Originally built in the 1960s, the two-bedroom structure, with a form hinting at the Craftsman era, has a winning personality, all that deck space, and a nicely fenced yard for the dog. The couple agree, though, that its most cherished attribute is the surprising isolation. “Living in the city, I never get a good night’s sleep,” says Aliki. “Here it’s just so quiet.”

Two years in, Walt and Aliki have become inured to the incongruities that are the lot of a Point Roberts cottager. More restrictive Washington State fishing regulations prevent Walt from bringing ashore crab and fish that would be legit in B.C. There’s cheaper gas, but more expensive tap water, although the taste is certainly familiar since it arrives via Metro Vancouver. Property taxes are hefty, despite the lack of a sewer system (they rely on septic fields). There is no garbage pickup, and the local landfill keeps hours so sporadic that Canadians often have to either hire someone to haul their trash away, or throw it in the trunk and schlep it—illicitly—home. Most groceries cost a little more, and the supermarket is careful to note which products cannot be taken back across the border.
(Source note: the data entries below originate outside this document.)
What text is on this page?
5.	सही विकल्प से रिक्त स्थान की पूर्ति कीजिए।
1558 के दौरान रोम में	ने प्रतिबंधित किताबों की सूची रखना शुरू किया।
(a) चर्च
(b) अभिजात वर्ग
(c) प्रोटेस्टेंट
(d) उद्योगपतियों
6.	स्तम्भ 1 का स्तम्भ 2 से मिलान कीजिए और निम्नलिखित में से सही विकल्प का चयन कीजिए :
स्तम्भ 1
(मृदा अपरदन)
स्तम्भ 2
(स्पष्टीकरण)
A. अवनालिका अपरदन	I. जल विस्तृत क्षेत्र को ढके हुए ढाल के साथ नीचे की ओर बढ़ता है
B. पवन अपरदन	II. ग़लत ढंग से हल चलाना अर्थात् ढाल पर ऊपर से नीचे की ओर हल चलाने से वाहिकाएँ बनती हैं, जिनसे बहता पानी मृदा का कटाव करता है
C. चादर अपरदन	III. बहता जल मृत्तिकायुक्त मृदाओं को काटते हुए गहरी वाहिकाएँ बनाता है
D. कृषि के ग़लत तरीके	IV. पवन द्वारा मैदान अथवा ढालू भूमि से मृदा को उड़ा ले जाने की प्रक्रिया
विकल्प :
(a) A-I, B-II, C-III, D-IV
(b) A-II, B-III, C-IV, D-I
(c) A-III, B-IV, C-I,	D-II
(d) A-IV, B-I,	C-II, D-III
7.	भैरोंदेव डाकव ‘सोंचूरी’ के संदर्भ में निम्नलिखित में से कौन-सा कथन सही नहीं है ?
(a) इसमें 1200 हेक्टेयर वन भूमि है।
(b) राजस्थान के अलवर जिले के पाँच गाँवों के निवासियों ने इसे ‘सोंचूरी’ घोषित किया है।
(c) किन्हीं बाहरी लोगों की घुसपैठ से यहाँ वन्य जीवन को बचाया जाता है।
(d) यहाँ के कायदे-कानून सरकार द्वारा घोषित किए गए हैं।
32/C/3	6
Finally, Walt says that smart Canadians in conversation with their American neighbours resolutely avoid the topic of politics, especially these days.

So, yes, cottaging here requires that a few adjustments be made and expectations reconsidered. But once those have been done, says Walt, the closest comparison, really, is to a Gulf Island—nice and quiet, generally breezy, and with the ocean only a short walk away. And that’s Point Roberts, the tiny almost-island that’s really easy to get to and a whole lot cheaper to get into.
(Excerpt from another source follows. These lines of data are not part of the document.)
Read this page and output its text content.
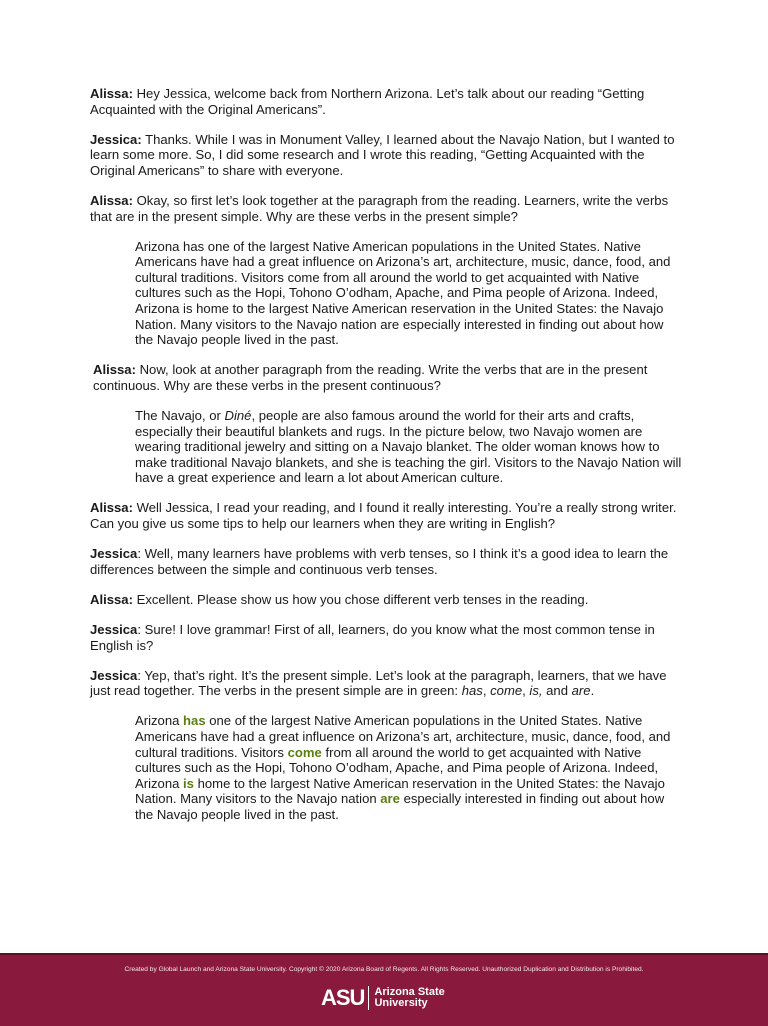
Alissa: Hey Jessica, welcome back from Northern Arizona. Let’s talk about our reading “Getting Acquainted with the Original Americans”.

Jessica: Thanks. While I was in Monument Valley, I learned about the Navajo Nation, but I wanted to learn some more. So, I did some research and I wrote this reading, “Getting Acquainted with the Original Americans” to share with everyone.

Alissa: Okay, so first let’s look together at the paragraph from the reading. Learners, write the verbs that are in the present simple. Why are these verbs in the present simple?

Arizona has one of the largest Native American populations in the United States. Native Americans have had a great influence on Arizona’s art, architecture, music, dance, food, and cultural traditions. Visitors come from all around the world to get acquainted with Native cultures such as the Hopi, Tohono O’odham, Apache, and Pima people of Arizona. Indeed, Arizona is home to the largest Native American reservation in the United States: the Navajo Nation. Many visitors to the Navajo nation are especially interested in finding out about how the Navajo people lived in the past.

Alissa: Now, look at another paragraph from the reading. Write the verbs that are in the present continuous. Why are these verbs in the present continuous?

The Navajo, or Diné, people are also famous around the world for their arts and crafts, especially their beautiful blankets and rugs. In the picture below, two Navajo women are wearing traditional jewelry and sitting on a Navajo blanket. The older woman knows how to make traditional Navajo blankets, and she is teaching the girl. Visitors to the Navajo Nation will have a great experience and learn a lot about American culture.

Alissa: Well Jessica, I read your reading, and I found it really interesting. You’re a really strong writer. Can you give us some tips to help our learners when they are writing in English?

Jessica: Well, many learners have problems with verb tenses, so I think it’s a good idea to learn the differences between the simple and continuous verb tenses.

Alissa: Excellent. Please show us how you chose different verb tenses in the reading.

Jessica: Sure! I love grammar! First of all, learners, do you know what the most common tense in English is?

Jessica: Yep, that’s right. It’s the present simple. Let’s look at the paragraph, learners, that we have just read together. The verbs in the present simple are in green: has, come, is, and are.

Arizona has one of the largest Native American populations in the United States. Native Americans have had a great influence on Arizona’s art, architecture, music, dance, food, and cultural traditions. Visitors come from all around the world to get acquainted with Native cultures such as the Hopi, Tohono O’odham, Apache, and Pima people of Arizona. Indeed, Arizona is home to the largest Native American reservation in the United States: the Navajo Nation. Many visitors to the Navajo nation are especially interested in finding out about how the Navajo people lived in the past.

Created by Global Launch and Arizona State University. Copyright © 2020 Arizona Board of Regents. All Rights Reserved. Unauthorized Duplication and Distribution is Prohibited.
ASU Arizona State
University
Jim Sutherland lives in Vancouver. This story originally appeared in the Spring 2018 issue of Cottage Life West as “Point of Entry.”

Map of Point Roberts, Wash., and Canada-U.S. border

How Point Roberts got away
An anomaly of geography, Point Roberts, at the tip of the Tsawwassen peninsula, belongs to the United States because all of Vancouver Island belongs to Canada. When the two countries divided the large disputed territory between the Rockies and the Pacific Ocean, Great Britain successfully negotiated that the island not be dissected by the 49th parallel—the boundary line agreed upon in the Treaty of Washington, signed on June 15, 1846. As for Point Roberts, “both countries knew of it and wanted it,” writes Mark Swenson in Point Roberts Backstory: Tales, Trails and Trivia from an American Exclave. “The peninsula was considered strategic and valuable for repelling pirates and foreign fleets.”
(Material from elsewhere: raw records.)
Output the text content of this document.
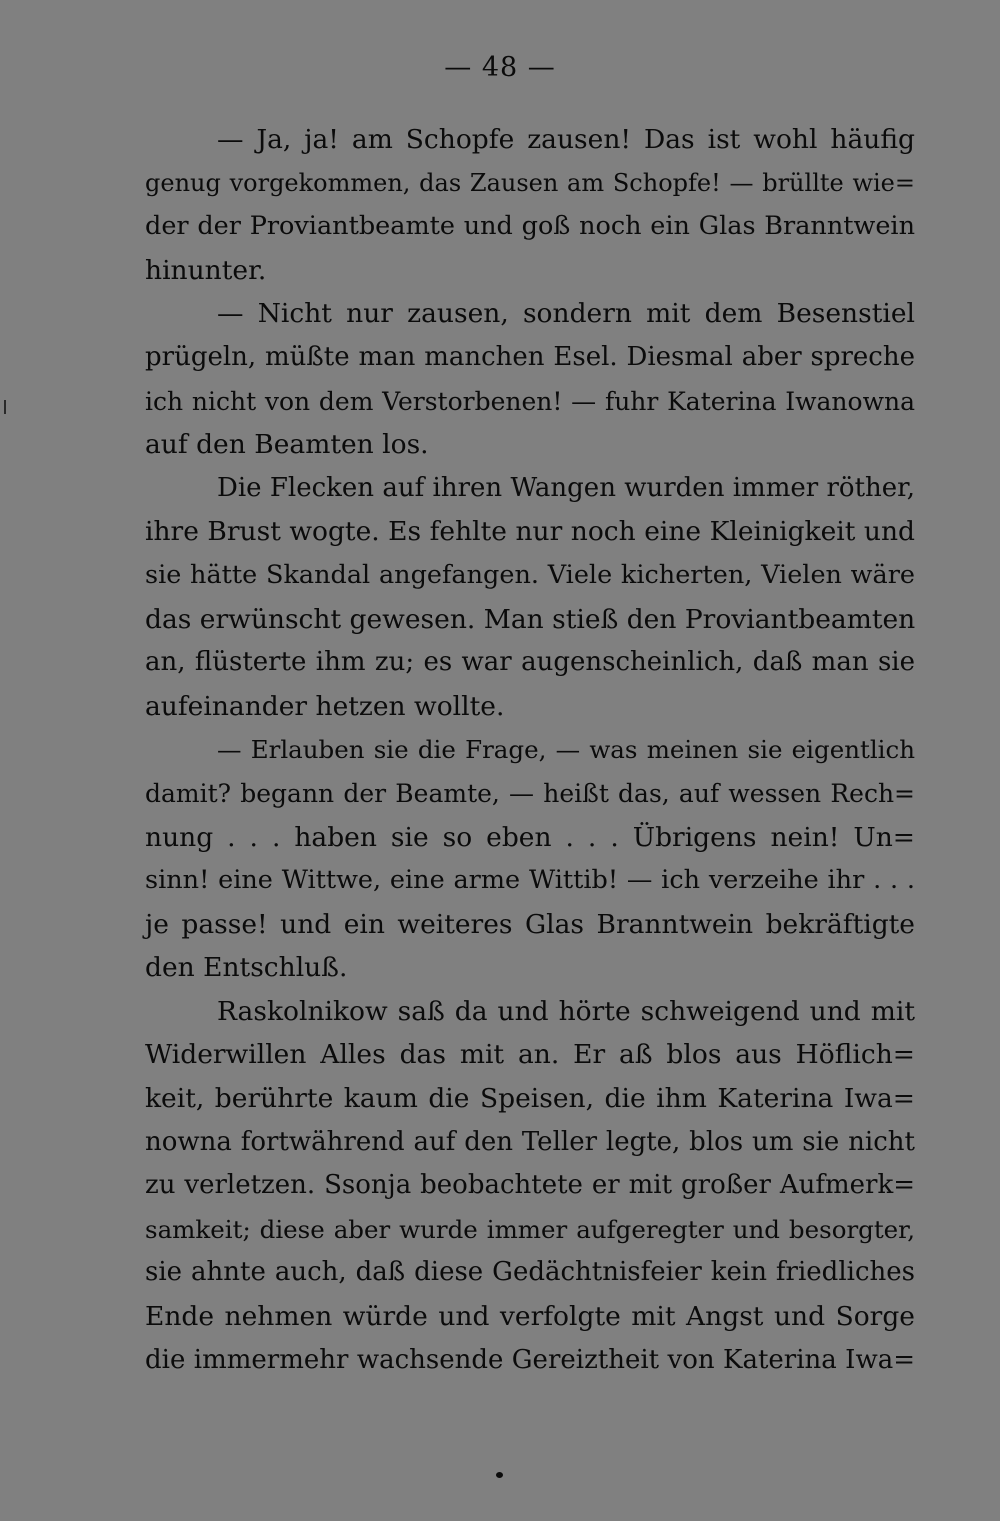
— 48 —
— Ja, ja! am Schopfe zausen! Das ist wohl häufig
genug vorgekommen, das Zausen am Schopfe! — brüllte wie=
der der Proviantbeamte und goß noch ein Glas Branntwein
hinunter.
— Nicht nur zausen, sondern mit dem Besenstiel
prügeln, müßte man manchen Esel. Diesmal aber spreche
ich nicht von dem Verstorbenen! — fuhr Katerina Iwanowna
auf den Beamten los.
Die Flecken auf ihren Wangen wurden immer röther,
ihre Brust wogte. Es fehlte nur noch eine Kleinigkeit und
sie hätte Skandal angefangen. Viele kicherten, Vielen wäre
das erwünscht gewesen. Man stieß den Proviantbeamten
an, flüsterte ihm zu; es war augenscheinlich, daß man sie
aufeinander hetzen wollte.
— Erlauben sie die Frage, — was meinen sie eigentlich
damit? begann der Beamte, — heißt das, auf wessen Rech=
nung . . . haben sie so eben . . . Übrigens nein! Un=
sinn! eine Wittwe, eine arme Wittib! — ich verzeihe ihr . . .
je passe! und ein weiteres Glas Branntwein bekräftigte
den Entschluß.
Raskolnikow saß da und hörte schweigend und mit
Widerwillen Alles das mit an. Er aß blos aus Höflich=
keit, berührte kaum die Speisen, die ihm Katerina Iwa=
nowna fortwährend auf den Teller legte, blos um sie nicht
zu verletzen. Ssonja beobachtete er mit großer Aufmerk=
samkeit; diese aber wurde immer aufgeregter und besorgter,
sie ahnte auch, daß diese Gedächtnisfeier kein friedliches
Ende nehmen würde und verfolgte mit Angst und Sorge
die immermehr wachsende Gereiztheit von Katerina Iwa=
Ten years later, the British tried to ameliorate the oddity. Richard E. Clark, in Point Roberts, USA: The History of a Canadian Enclave, says that the secretary of state for foreign affairs wrote that “it would obviously be more convenient that it should belong to Great Britain; and as it cannot be of the slightest value to the United States, their Commissioner will probably not object to such an arrangement.” But the two sides were more concerned with the path of the boundary west and south, between the Gulf and the San Juan Islands, and the issue of Point Roberts went unresolved. There are no plans for Canada to annex. Says Pauline DeHaan, the American secretary of the Point Roberts Historical Society: “We would fight that if it ever happens.”